Desse modo, consciente que o destino de Beto estava em suas mãos, a avó Querência abraçou essa boa causa com devoção. Mas pela fama de mesquinha que não deixava de ter para certas coisas, colocou o menino pra estudar em escola pública, pois dizia a todo mundo que já ia ter muito gasto com seu sustento. Vendo o esforço e a inteligência do pequenino, voltou atrás e resolveu matriculá-lo numa escola particular, quando já era tarde demais, pois este logo afirmou que não deixaria a escola da professorinha Suniá por nada nessa vida.
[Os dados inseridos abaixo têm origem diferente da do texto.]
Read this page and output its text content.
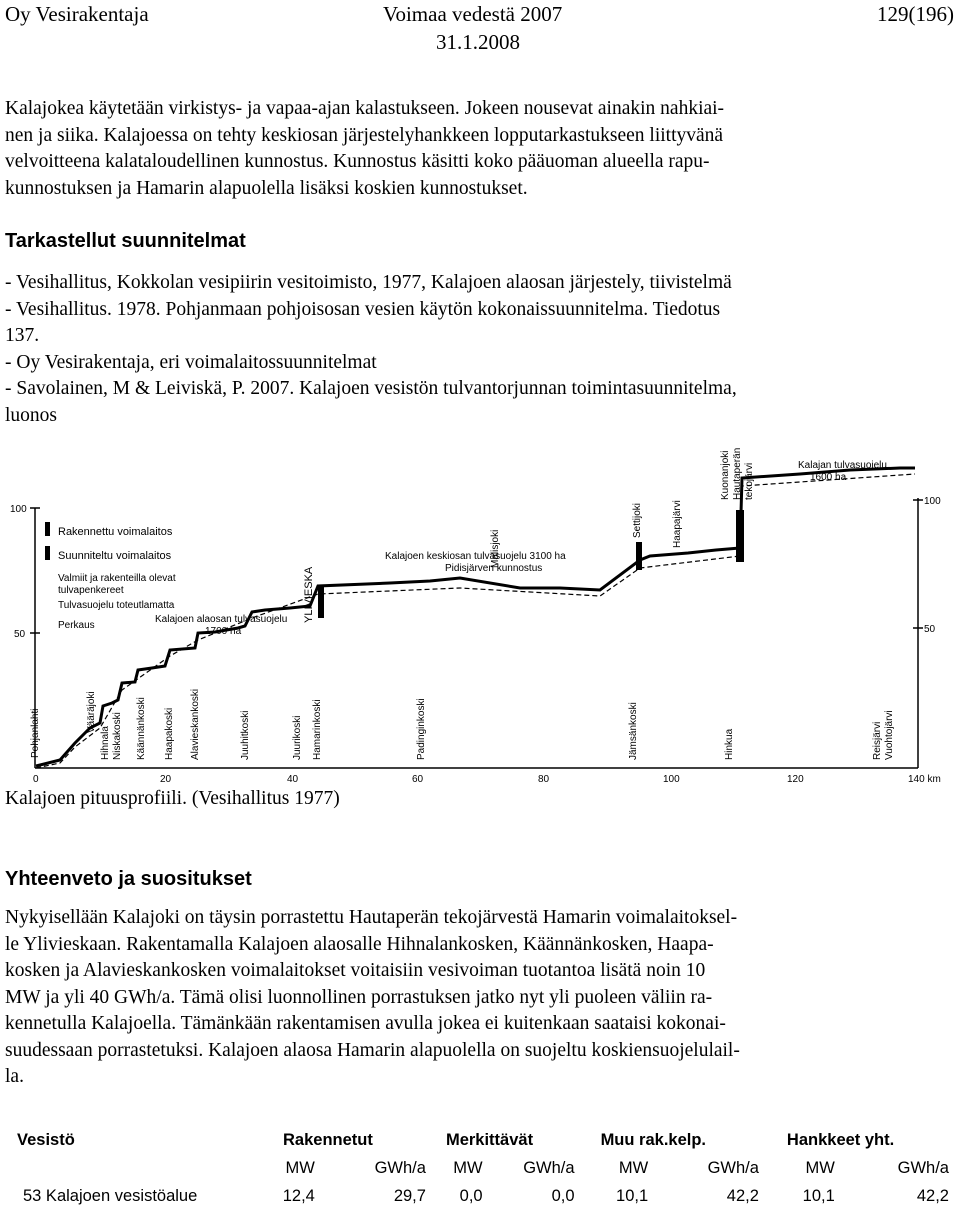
Oy Vesirakentaja	Voimaa vedestä 2007	129(196)
31.1.2008
Kalajokea käytetään virkistys- ja vapaa-ajan kalastukseen. Jokeen nousevat ainakin nahkiai-
nen ja siika. Kalajoessa on tehty keskiosan järjestelyhankkeen lopputarkastukseen liittyvänä
velvoitteena kalataloudellinen kunnostus. Kunnostus käsitti koko pääuoman alueella rapu-
kunnostuksen ja Hamarin alapuolella lisäksi koskien kunnostukset.
Tarkastellut suunnitelmat
- Vesihallitus, Kokkolan vesipiirin vesitoimisto, 1977, Kalajoen alaosan järjestely, tiivistelmä
- Vesihallitus. 1978. Pohjanmaan pohjoisosan vesien käytön kokonaissuunnitelma. Tiedotus
137.
- Oy Vesirakentaja, eri voimalaitossuunnitelmat
- Savolainen, M & Leiviskä, P. 2007. Kalajoen vesistön tulvantorjunnan toimintasuunnitelma,
luonos
Rakennettu voimalaitos
Suunniteltu voimalaitos
Valmiit ja rakenteilla olevat
tulvapenkereet
Tulvasuojelu toteutlamatta
Perkaus
Kalajoen alaosan tulvasuojelu
1700 ha
Kalajoen keskiosan tulvasuojelu 3100 ha
Pidisjärven kunnostus
Kalajan tulvasuojelu
1600 ha
YLIVIESKA
Malisjoki
Settijoki	Haapajärvi
Kuonanjoki Hautaperän tekojärvi
Pohjanlahti	Vääräjoki
Hihnala Niskakoski Käännänkoski Haapakoski Alavieskankoski	Juuhitkoski	Juurikoski Hamarinkoski	Padinginkoski	Jämsänkoski	Hinkua	Reisjärvi Vuohtojärvi
100
50
100
50
0	20	40	60	80	100	120	140 km
Kalajoen pituusprofiili. (Vesihallitus 1977)
Yhteenveto ja suositukset
Nykyisellään Kalajoki on täysin porrastettu Hautaperän tekojärvestä Hamarin voimalaitoksel-
le Ylivieskaan. Rakentamalla Kalajoen alaosalle Hihnalankosken, Käännänkosken, Haapa-
kosken ja Alavieskankosken voimalaitokset voitaisiin vesivoiman tuotantoa lisätä noin 10
MW ja yli 40 GWh/a. Tämä olisi luonnollinen porrastuksen jatko nyt yli puoleen väliin ra-
kennetulla Kalajoella. Tämänkään rakentamisen avulla jokea ei kuitenkaan saataisi kokonai-
suudessaan porrastetuksi. Kalajoen alaosa Hamarin alapuolella on suojeltu koskiensuojelulail-
la.
Vesistö	Rakennetut		Merkittävät		Muu rak.kelp.		Hankkeet yht.	
	MW	GWh/a	MW	GWh/a	MW	GWh/a	MW	GWh/a
53 Kalajoen vesistöalue	12,4	29,7	0,0	0,0	10,1	42,2	10,1	42,2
Nesse dia, já noite de tempestade, pois desde a tarde que a escuridão era completa, a velha senhora, contudo, não estava preocupada apenas em saber se suas galinhas estavam todas na casinha no quintal, no galinheiro. Queria dar vassouradas na mocinha Inácia porque impedia que ela fosse até lá, mas não durava muito e chamava a menina pra demonstrar seu desassossego porque estava longe do netinho numa situação daquelas.
“Inácia, se ele fala tanto bem dessa professorinha, essa tal de Suniá, então é porque ela deve ser mesmo muito boa com ele. Se ela é assim como penso, então o meu menino deve tá sendo muito bem cuidado e protegido por ela. Mas juro por Deus que dava tudo, tudo não, uma coisinha, se eu pudesse trazer ele de volta daquela escola agora mesmo. Será que ele tá bem, Inácia? Venha cá, e se eu lhe desse um vestido novo você teria coragem de ir até lá buscar ele, minha filha?”, perguntou a avó entristecida, mas não se sabe se pelo neto ou se porque se predispôs a comprar uma roupa nova para presentear.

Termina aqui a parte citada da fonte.